Much of Temple’s meteoric rise to its first ranking since 1979 can be attributed to its defense. The unit, which ranks eighth in the country with only 14.6 points allowed per game, lacks flash but is solid all around, Irish head coach Brian Kelly said.
“Some of these defenses that are in the top of the country do it with exotic looks and a lot of pressure,” Kelly said. “ … This is not a team that plays a ton of man. [It] doesn’t blitz a lot but plays so fundamentally sound, will give you multiple coverage looks [and] can play three down and four downs.
“Just a really solid, well-coached defense, and they have got good players. They have got veteran players that have played a lot of football, and you can see that.”
Although the entire front seven for Temple has been productive, the defensive line in particular has shined so far in the 2015 season. The Owls have three players — redshirt senior Nate D. Smith, senior Matt Ioannidis and redshirt junior Haason Reddick — who have combined for 12.5 sacks on the season. Each of them also has at least 6.5 tackles for loss. Notre Dame’s top three defensive linemen have combined for just six sacks on the year, and senior Sheldon Day is the only player with at least 6.5 tackles for loss.
“[The most exciting part is] it’s been several years of watching them grow,” Rhule said. “I’m really proud of the interior of the front seven. They’ll be tested this week, but so far they’ve played at a high level.”
That test will come in the form of the Notre Dame offensive line and senior running back C.J. Prosise, who averages 131.7 rushing yards per game. And the challenge of Prosise will simply add on to the pressure of a game that has drawn more attention to Philadelphia college football than it has received in quite some time. College GameDay will make its first trip to Temple, setting up shop by the Liberty Bell on Independence Mall. Still, Notre Dame starting receiver and Philadelphia native Will Fuller said a lot of the excitement comes down to the Notre Dame brand.

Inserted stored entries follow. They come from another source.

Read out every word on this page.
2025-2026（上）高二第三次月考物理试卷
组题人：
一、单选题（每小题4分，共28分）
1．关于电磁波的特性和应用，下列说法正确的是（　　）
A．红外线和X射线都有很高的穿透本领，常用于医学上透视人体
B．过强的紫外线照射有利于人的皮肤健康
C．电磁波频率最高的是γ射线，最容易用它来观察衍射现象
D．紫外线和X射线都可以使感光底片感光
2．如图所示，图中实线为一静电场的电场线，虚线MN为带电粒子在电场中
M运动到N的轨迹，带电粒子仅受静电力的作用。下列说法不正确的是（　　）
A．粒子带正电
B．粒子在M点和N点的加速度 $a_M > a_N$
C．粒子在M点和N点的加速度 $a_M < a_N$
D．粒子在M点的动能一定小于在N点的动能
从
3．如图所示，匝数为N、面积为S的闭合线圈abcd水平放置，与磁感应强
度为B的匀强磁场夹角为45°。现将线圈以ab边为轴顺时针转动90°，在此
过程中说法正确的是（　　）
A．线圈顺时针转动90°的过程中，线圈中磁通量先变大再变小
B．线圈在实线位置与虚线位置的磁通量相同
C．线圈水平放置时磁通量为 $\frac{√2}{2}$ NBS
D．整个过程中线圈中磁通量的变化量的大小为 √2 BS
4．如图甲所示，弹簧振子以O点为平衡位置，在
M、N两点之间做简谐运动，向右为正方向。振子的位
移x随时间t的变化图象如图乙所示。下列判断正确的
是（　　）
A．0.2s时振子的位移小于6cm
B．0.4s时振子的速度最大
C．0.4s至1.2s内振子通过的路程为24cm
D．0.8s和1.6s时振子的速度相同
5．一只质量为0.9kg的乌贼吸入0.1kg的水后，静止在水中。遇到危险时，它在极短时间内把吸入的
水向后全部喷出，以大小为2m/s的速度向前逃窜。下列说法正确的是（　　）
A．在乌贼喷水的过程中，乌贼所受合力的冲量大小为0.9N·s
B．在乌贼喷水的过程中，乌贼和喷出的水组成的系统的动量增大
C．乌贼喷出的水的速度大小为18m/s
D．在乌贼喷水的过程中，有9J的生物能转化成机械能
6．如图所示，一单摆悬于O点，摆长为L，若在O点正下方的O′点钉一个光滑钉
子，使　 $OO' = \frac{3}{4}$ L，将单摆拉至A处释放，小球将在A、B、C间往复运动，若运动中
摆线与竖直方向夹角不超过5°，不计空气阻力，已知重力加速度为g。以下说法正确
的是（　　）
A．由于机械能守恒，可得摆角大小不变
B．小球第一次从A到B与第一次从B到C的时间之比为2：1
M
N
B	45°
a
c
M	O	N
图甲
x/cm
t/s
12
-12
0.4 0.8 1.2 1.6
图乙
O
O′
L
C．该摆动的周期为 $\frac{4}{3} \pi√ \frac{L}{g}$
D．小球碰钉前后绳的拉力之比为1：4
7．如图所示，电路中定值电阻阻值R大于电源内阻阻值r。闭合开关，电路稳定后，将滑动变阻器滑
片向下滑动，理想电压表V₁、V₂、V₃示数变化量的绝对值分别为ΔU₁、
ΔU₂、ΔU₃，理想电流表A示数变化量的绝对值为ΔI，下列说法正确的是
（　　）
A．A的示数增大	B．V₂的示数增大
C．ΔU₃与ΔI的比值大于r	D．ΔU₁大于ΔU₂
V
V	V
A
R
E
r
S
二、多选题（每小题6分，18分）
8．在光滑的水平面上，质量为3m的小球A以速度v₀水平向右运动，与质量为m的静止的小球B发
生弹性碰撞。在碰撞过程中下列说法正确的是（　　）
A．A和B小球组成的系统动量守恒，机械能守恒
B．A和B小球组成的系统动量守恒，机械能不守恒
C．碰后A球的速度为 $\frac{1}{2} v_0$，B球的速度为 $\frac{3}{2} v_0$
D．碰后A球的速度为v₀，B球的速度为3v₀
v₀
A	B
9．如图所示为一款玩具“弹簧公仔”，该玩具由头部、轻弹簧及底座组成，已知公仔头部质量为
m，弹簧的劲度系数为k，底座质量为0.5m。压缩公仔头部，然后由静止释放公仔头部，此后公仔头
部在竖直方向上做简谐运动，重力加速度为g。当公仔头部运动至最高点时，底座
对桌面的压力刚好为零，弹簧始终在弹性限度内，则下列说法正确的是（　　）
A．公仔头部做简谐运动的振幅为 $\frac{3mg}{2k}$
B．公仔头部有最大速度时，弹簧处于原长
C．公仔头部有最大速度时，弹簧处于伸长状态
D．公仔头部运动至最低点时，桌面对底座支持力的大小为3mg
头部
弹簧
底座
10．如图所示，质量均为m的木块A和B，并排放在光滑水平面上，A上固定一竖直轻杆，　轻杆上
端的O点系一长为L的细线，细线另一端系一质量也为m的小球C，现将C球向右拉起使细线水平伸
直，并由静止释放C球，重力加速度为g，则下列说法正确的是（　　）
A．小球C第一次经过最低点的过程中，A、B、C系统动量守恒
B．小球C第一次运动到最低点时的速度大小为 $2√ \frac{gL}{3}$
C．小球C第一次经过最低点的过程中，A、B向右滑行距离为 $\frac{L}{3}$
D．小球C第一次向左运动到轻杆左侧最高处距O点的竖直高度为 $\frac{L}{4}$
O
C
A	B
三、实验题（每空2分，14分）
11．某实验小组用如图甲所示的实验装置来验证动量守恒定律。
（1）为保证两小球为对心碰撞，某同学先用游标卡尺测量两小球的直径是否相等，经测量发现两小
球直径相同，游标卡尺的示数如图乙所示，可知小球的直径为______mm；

“I don’t think college football is really that important in Philadelphia,” Fuller said. “I guess it is now with Notre Dame coming to town.”
Whether Philadelphia can claim itself as a college football town or not, Rhule said Saturday will be a big day for the football team and the school in general.
“Any attention that we can get in a positive light from football reflects on the university,” Rhule said. “If football can be one small part of helping people pay attention to all the good that’s happening that the university is doing, then I think it’s well worth it … as long as [the team] stays focused on football. The only thing we can control is how we play, and I want to make sure we’re focused. Our kids have done it all year … [and] they’re ready to handle the increased attention.”